If you don't know them, that doesn't mean they don't exist :-)
We're also using OSGI with Wicket. We've made some changes to fix class loading 
issues and we use all the Wicket jars separately, with a generated manifest 
that explicitly imports and exports the right packages.
We still have to get around to clean up our changes and try to get them 
committed. One of my 'OSGI expert' colleagues wrote the stuff.

> 
>> I agree that you have to use -util -request  and -core to make wicket work,
>> but so, if they are so coupled, why to make different bundles at all?
>> Alexandros already asked for this.You say modularization helps wicket
>> developer.I would agree but what is the difference between the .request and
>> .util package in -request, -util and in -core?
>> 
>> As Martin pointed out, there are no more implementation of wicket, to date.
>> So the -core is not a specific implementation of -request and -util. Maybe
>> just more concret classes?
>> 
>> Again I think that the package that span across different modules is a
>> flawed design. For sure it is not OSGi-compliant.
>> 
>> I do not want to bother more, anyway. I'll go for the uber-jar with wicket
>> 1.5. I'll open an issue to fix this flaw so maybe wicket 1.6 will work out
>> of the box in OSGi.

It would be a nice step forward to not have packages split across different 
Wicket jars. Some OSGI containers trip over this.

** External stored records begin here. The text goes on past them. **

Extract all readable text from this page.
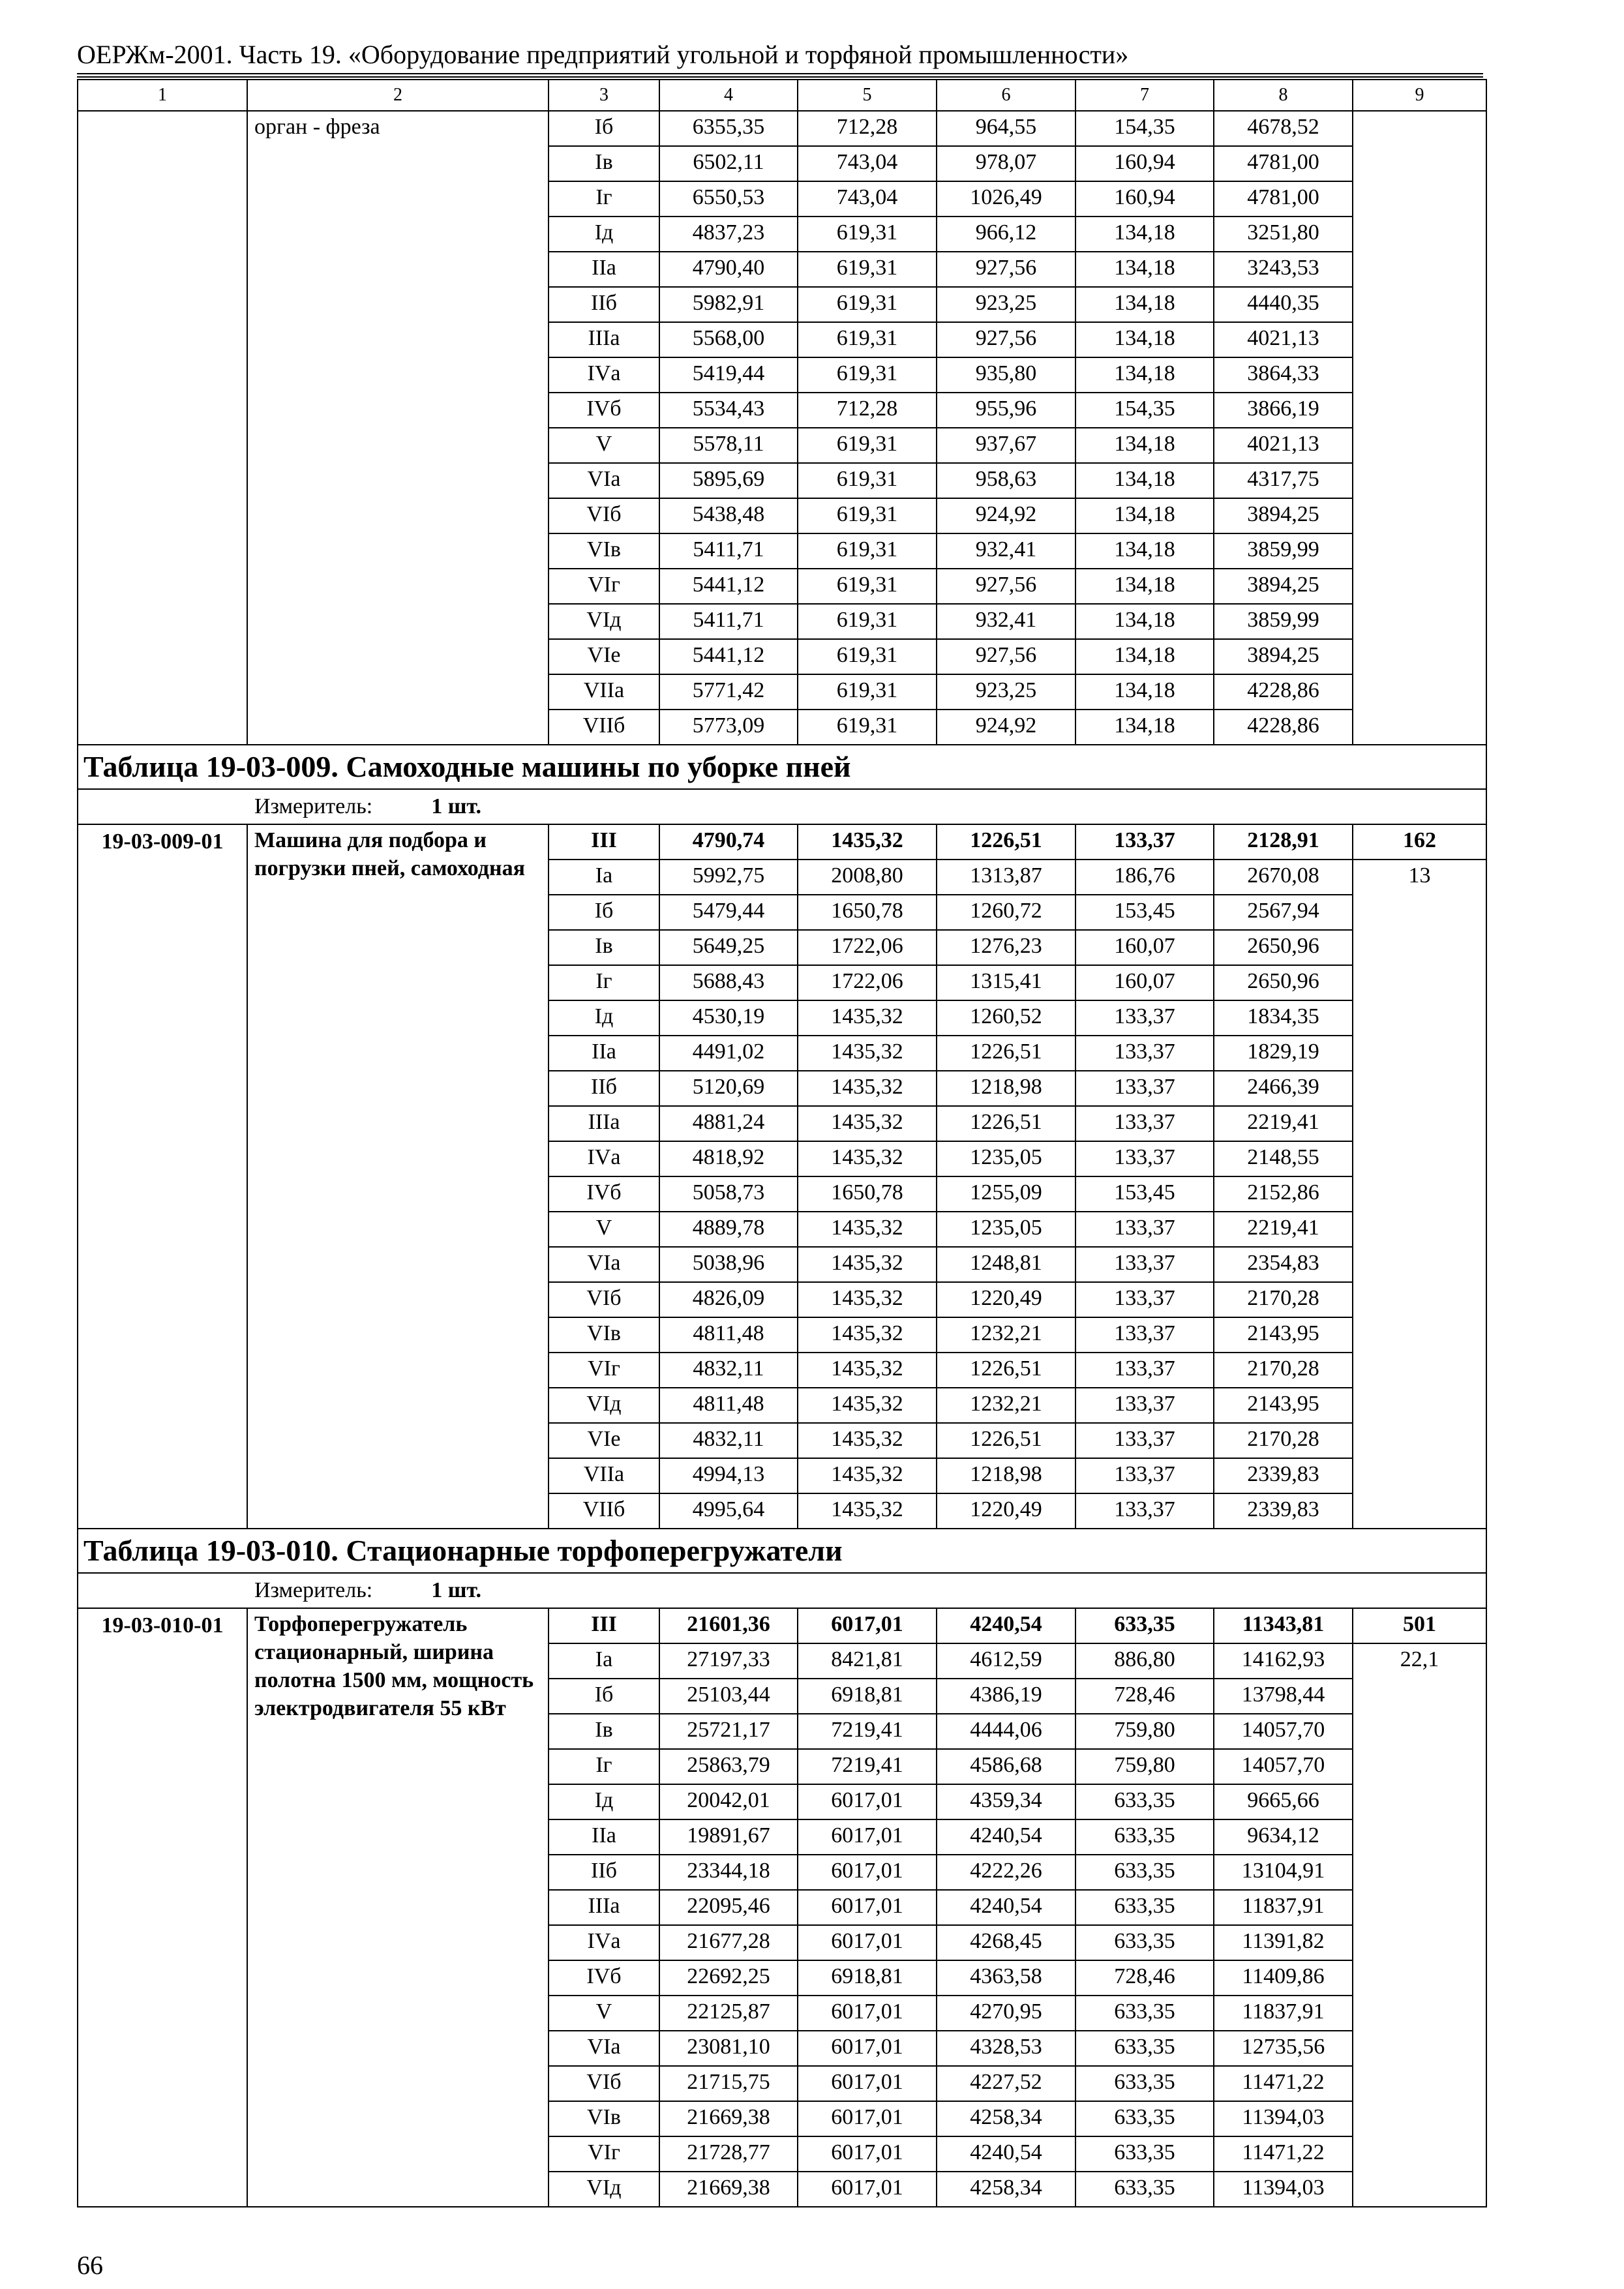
ОЕРЖм-2001. Часть 19. «Оборудование предприятий угольной и торфяной промышленности»
1	2	3	4	5	6	7	8	9
	орган - фреза	Iб	6355,35	712,28	964,55	154,35	4678,52	
		Iв	6502,11	743,04	978,07	160,94	4781,00	
		Iг	6550,53	743,04	1026,49	160,94	4781,00	
		Iд	4837,23	619,31	966,12	134,18	3251,80	
		IIа	4790,40	619,31	927,56	134,18	3243,53	
		IIб	5982,91	619,31	923,25	134,18	4440,35	
		IIIа	5568,00	619,31	927,56	134,18	4021,13	
		IVа	5419,44	619,31	935,80	134,18	3864,33	
		IVб	5534,43	712,28	955,96	154,35	3866,19	
		V	5578,11	619,31	937,67	134,18	4021,13	
		VIа	5895,69	619,31	958,63	134,18	4317,75	
		VIб	5438,48	619,31	924,92	134,18	3894,25	
		VIв	5411,71	619,31	932,41	134,18	3859,99	
		VIг	5441,12	619,31	927,56	134,18	3894,25	
		VIд	5411,71	619,31	932,41	134,18	3859,99	
		VIе	5441,12	619,31	927,56	134,18	3894,25	
		VIIа	5771,42	619,31	923,25	134,18	4228,86	
		VIIб	5773,09	619,31	924,92	134,18	4228,86	
Таблица 19-03-009. Самоходные машины по уборке пней								
Измеритель: 1 шт.								
19-03-009-01	Машина для подбора и погрузки пней, самоходная	III	4790,74	1435,32	1226,51	133,37	2128,91	162
		Iа	5992,75	2008,80	1313,87	186,76	2670,08	13
		Iб	5479,44	1650,78	1260,72	153,45	2567,94	
		Iв	5649,25	1722,06	1276,23	160,07	2650,96	
		Iг	5688,43	1722,06	1315,41	160,07	2650,96	
		Iд	4530,19	1435,32	1260,52	133,37	1834,35	
		IIа	4491,02	1435,32	1226,51	133,37	1829,19	
		IIб	5120,69	1435,32	1218,98	133,37	2466,39	
		IIIа	4881,24	1435,32	1226,51	133,37	2219,41	
		IVа	4818,92	1435,32	1235,05	133,37	2148,55	
		IVб	5058,73	1650,78	1255,09	153,45	2152,86	
		V	4889,78	1435,32	1235,05	133,37	2219,41	
		VIа	5038,96	1435,32	1248,81	133,37	2354,83	
		VIб	4826,09	1435,32	1220,49	133,37	2170,28	
		VIв	4811,48	1435,32	1232,21	133,37	2143,95	
		VIг	4832,11	1435,32	1226,51	133,37	2170,28	
		VIд	4811,48	1435,32	1232,21	133,37	2143,95	
		VIе	4832,11	1435,32	1226,51	133,37	2170,28	
		VIIа	4994,13	1435,32	1218,98	133,37	2339,83	
		VIIб	4995,64	1435,32	1220,49	133,37	2339,83	
Таблица 19-03-010. Стационарные торфоперегружатели								
Измеритель: 1 шт.								
19-03-010-01	Торфоперегружатель стационарный, ширина полотна 1500 мм, мощность электродвигателя 55 кВт	III	21601,36	6017,01	4240,54	633,35	11343,81	501
		Iа	27197,33	8421,81	4612,59	886,80	14162,93	22,1
		Iб	25103,44	6918,81	4386,19	728,46	13798,44	
		Iв	25721,17	7219,41	4444,06	759,80	14057,70	
		Iг	25863,79	7219,41	4586,68	759,80	14057,70	
		Iд	20042,01	6017,01	4359,34	633,35	9665,66	
		IIа	19891,67	6017,01	4240,54	633,35	9634,12	
		IIб	23344,18	6017,01	4222,26	633,35	13104,91	
		IIIа	22095,46	6017,01	4240,54	633,35	11837,91	
		IVа	21677,28	6017,01	4268,45	633,35	11391,82	
		IVб	22692,25	6918,81	4363,58	728,46	11409,86	
		V	22125,87	6017,01	4270,95	633,35	11837,91	
		VIа	23081,10	6017,01	4328,53	633,35	12735,56	
		VIб	21715,75	6017,01	4227,52	633,35	11471,22	
		VIв	21669,38	6017,01	4258,34	633,35	11394,03	
		VIг	21728,77	6017,01	4240,54	633,35	11471,22	
		VIд	21669,38	6017,01	4258,34	633,35	11394,03	
66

> See my concerns related to Portlets in my previous mail. If there are
> just a few OSGi users out there and none of the core developers uses
> OSGi then the "support" for OSGi can and will break at any time in the
> future.

Not doing anything now because it can break in the future is not a really good 
argument..?
Anything can break, that's why there are unit tests, release candidates, 
etcetera.
With some small design improvements (no split packages, 'better' jar(s)) and a 
better manifest the 'Wicket OSGI support' will surpass many other frameworks or 
libraries.

BTW: to all the Wicket people: keep up the good work!